Effect of nonlocal transformations on the linearizability and exact solvability of the nonlinear generalized modified Emden-type equations

Abstract

The nonlinear generalized modified Emden-type equations (GMEE) are known to be linearizable into simple harmonic oscillator (HO) or damped harmonic oscillators (DHO) via some nonlocal transformations. Hereby, we show that the structure of the nonlocal transformation and the linearizability into HO or DHO determines the nature/structure of the dynamical forces involved (hence, determine the structure of the dynamical equation). Yet, a reverse engineering strategy is used so that the exact solutions of the emerging GMEE are nonlocally transformed to find the exact solutions of the HO and DHO dynamical equations.

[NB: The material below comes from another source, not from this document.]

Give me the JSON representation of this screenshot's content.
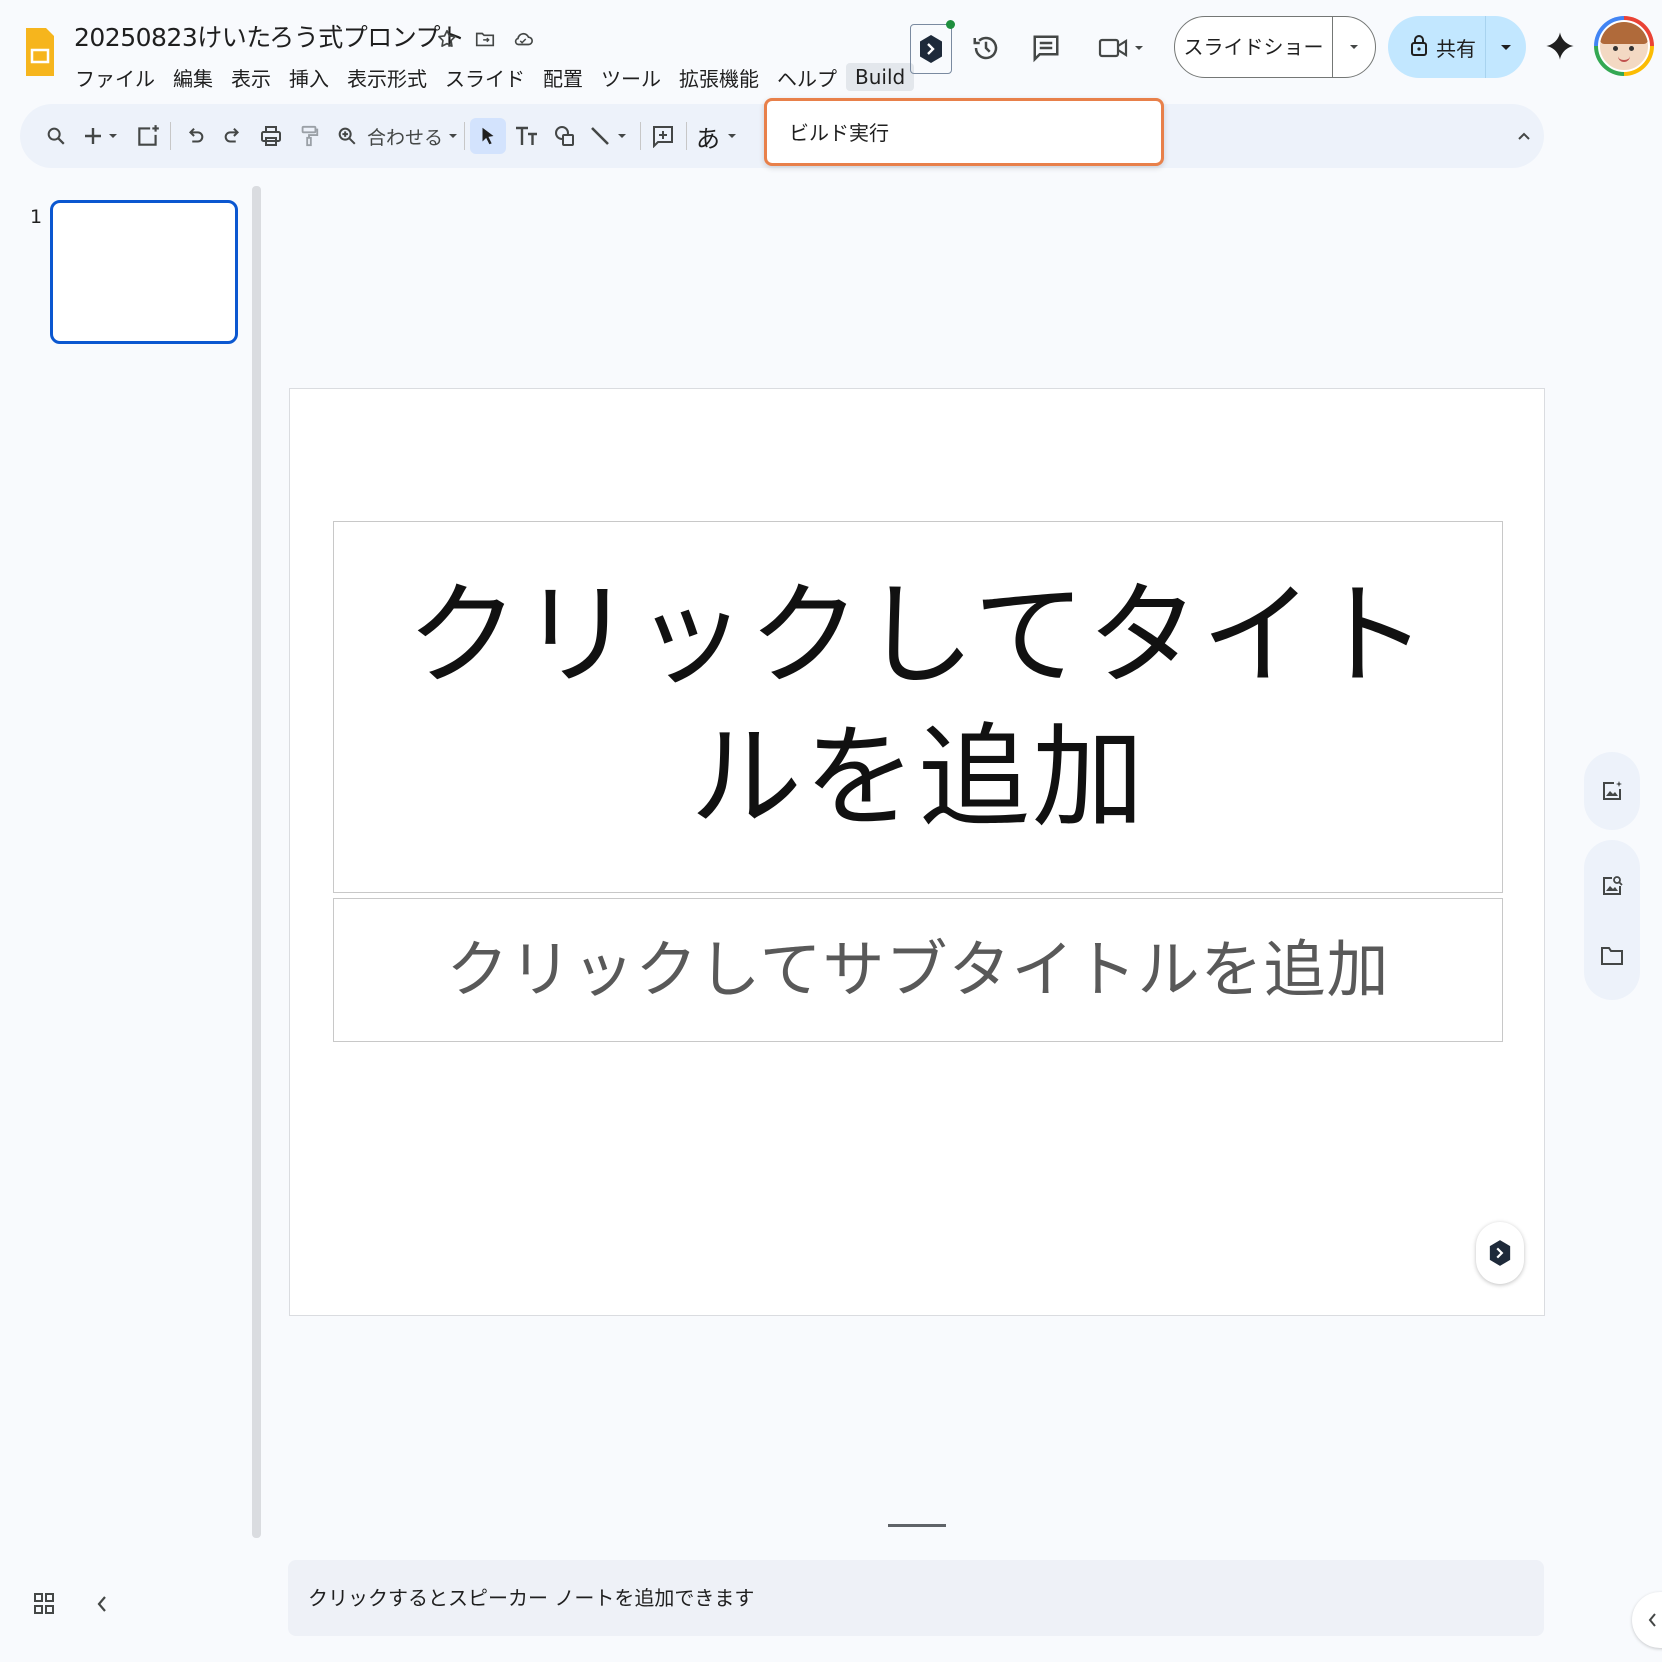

Consequently, whilst the exact solution for the HO remains a textbook one, the exact solution for the DHO (never reported elsewhere, to the best of our knowledge) turns out to be manifestly the most explicit and general solution that offers consistency and comprehensive coverage for the associated under-damping, critical-damping, and over-damping cases (i.e. no complex settings for the coordinates and/or the velocities are eminent/feasible). Moreover, for all emerging dynamical system, we report illustrative figures for each solution as well as the corresponding phase-space trajectories as they evolve in time.